Além da fiscalização, também foram realizadas ações educativas, com entrega de orientações técnicas para que comerciantes e prestadores de serviço se adequassem à legislação. A estratégia parece ter surtido efeito, ao menos no cenário atual.
Um relatório técnico produzido recentemente durante vistorias no Centro e em áreas comerciais não identificou o uso de propaganda volante nos dias analisados. Esse resultado reforça a percepção de que a prática deixou de ser disseminada, passando a ocorrer de forma isolada.
Para quem vive ou trabalha nas regiões mais movimentadas da cidade, a mudança é perceptível. O que antes era uma rotina marcada por anúncios em alto volume, muitas vezes repetitivos, hoje já não faz mais parte do cotidiano com a mesma intensidade.

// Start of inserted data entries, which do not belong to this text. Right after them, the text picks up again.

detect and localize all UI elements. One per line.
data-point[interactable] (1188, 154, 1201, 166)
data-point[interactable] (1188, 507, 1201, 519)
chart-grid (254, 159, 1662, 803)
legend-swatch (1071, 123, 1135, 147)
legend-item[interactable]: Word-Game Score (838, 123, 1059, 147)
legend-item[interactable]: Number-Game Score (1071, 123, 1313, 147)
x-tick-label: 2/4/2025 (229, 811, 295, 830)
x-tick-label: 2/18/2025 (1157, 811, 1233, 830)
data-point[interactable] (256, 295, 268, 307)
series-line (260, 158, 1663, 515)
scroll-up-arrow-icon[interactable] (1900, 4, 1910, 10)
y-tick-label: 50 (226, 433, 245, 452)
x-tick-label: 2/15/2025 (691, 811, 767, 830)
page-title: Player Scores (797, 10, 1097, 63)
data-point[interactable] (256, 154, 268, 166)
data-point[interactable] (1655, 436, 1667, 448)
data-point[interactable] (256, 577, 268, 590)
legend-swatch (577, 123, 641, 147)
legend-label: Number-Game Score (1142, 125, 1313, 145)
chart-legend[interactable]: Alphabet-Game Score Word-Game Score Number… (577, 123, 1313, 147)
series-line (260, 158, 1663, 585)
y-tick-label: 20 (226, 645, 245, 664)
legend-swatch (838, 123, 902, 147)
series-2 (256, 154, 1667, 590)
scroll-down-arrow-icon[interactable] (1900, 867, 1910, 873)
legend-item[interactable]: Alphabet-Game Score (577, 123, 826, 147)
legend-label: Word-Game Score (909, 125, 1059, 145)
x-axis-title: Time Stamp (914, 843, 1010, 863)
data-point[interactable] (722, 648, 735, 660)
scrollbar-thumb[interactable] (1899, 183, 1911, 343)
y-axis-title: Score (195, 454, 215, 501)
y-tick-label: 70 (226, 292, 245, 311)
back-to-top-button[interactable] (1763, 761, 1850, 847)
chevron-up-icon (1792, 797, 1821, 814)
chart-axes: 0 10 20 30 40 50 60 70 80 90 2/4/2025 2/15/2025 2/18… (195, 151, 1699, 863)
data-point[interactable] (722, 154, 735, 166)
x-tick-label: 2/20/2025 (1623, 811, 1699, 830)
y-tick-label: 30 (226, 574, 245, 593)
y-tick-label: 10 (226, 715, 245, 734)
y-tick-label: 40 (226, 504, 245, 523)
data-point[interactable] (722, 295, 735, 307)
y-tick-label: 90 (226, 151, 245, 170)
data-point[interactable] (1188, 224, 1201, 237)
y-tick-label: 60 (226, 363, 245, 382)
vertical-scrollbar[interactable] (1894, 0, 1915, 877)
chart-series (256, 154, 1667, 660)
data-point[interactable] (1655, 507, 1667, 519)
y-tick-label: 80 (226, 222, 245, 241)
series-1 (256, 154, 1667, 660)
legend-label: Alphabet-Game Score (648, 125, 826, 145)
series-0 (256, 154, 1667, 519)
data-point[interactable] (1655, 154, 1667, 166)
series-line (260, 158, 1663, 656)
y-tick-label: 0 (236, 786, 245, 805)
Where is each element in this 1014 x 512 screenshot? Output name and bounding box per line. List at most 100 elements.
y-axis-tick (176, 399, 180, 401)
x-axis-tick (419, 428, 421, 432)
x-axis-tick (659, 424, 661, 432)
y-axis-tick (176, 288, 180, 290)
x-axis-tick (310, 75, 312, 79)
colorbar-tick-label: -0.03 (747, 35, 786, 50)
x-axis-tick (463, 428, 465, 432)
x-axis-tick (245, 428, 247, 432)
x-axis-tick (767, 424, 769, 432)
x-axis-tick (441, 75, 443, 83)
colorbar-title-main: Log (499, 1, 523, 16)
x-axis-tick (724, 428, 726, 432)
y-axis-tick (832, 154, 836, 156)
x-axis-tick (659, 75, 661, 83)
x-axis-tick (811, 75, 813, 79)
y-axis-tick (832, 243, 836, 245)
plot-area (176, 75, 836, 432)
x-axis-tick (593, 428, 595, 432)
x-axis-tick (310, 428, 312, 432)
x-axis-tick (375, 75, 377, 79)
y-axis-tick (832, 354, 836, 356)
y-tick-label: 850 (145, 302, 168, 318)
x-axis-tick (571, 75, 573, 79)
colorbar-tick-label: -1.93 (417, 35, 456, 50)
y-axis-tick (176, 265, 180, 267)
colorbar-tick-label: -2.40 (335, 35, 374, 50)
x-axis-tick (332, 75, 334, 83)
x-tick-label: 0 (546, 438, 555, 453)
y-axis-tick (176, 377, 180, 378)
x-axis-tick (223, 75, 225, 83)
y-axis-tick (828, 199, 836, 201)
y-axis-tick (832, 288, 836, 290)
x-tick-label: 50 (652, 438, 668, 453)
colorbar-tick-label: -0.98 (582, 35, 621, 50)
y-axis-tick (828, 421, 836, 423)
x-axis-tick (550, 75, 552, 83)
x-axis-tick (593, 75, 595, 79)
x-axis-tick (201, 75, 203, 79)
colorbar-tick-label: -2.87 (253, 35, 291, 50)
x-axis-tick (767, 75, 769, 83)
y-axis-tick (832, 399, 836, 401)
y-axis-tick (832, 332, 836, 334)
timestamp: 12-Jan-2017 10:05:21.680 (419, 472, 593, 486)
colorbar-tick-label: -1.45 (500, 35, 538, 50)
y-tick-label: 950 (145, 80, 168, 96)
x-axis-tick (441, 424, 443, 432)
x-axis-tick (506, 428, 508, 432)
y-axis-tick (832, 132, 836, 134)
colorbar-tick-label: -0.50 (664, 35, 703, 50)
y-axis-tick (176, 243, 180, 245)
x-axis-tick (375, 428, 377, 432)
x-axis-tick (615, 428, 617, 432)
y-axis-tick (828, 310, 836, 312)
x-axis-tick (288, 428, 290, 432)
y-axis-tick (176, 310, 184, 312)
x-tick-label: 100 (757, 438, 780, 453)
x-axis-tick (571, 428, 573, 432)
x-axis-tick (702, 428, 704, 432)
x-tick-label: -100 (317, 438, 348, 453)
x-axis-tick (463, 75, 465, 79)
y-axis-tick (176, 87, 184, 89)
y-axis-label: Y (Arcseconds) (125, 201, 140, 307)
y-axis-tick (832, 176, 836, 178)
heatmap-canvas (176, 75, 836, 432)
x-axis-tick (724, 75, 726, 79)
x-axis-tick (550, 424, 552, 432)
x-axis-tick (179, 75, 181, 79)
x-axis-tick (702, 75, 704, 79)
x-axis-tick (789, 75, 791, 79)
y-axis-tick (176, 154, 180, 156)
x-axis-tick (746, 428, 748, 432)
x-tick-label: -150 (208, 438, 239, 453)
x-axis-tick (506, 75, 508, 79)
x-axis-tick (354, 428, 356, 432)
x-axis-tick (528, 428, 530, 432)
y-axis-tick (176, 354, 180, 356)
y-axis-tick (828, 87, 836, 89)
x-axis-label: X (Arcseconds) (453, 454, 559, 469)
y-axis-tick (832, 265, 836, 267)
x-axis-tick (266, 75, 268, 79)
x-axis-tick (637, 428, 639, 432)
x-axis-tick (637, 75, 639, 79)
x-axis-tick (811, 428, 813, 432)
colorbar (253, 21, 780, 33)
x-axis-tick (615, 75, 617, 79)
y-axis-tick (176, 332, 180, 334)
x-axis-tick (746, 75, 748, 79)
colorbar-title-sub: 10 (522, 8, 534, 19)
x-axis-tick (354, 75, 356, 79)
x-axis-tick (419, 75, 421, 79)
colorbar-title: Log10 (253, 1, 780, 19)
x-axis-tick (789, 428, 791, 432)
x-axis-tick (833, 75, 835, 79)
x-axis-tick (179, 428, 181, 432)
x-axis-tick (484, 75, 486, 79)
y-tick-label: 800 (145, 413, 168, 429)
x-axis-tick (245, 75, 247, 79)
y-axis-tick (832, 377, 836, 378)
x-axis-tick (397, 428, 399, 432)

Apesar da redução significativa, os órgãos de fiscalização não descartam a possibilidade de novas ocorrências. A própria apuração indica que, embora não haja mais um quadro de irregularidade generalizada, o uso indevido de equipamentos sonoros ainda pode surgir de forma pontual, exigindo monitoramento contínuo.
Diante desse cenário, o Ministério Público decidiu encerrar o inquérito civil que acompanhava o caso. A avaliação é de que não há, neste momento, elementos que justifiquem a continuidade da investigação, já que não foi constatada a persistência de danos ambientais ou infrações reiteradas.
Isso, no entanto, não significa que o tema esteja definitivamente encerrado. Caso surjam novas denúncias, provas ou indícios de retomada da prática irregular, o caso pode voltar a ser investigado.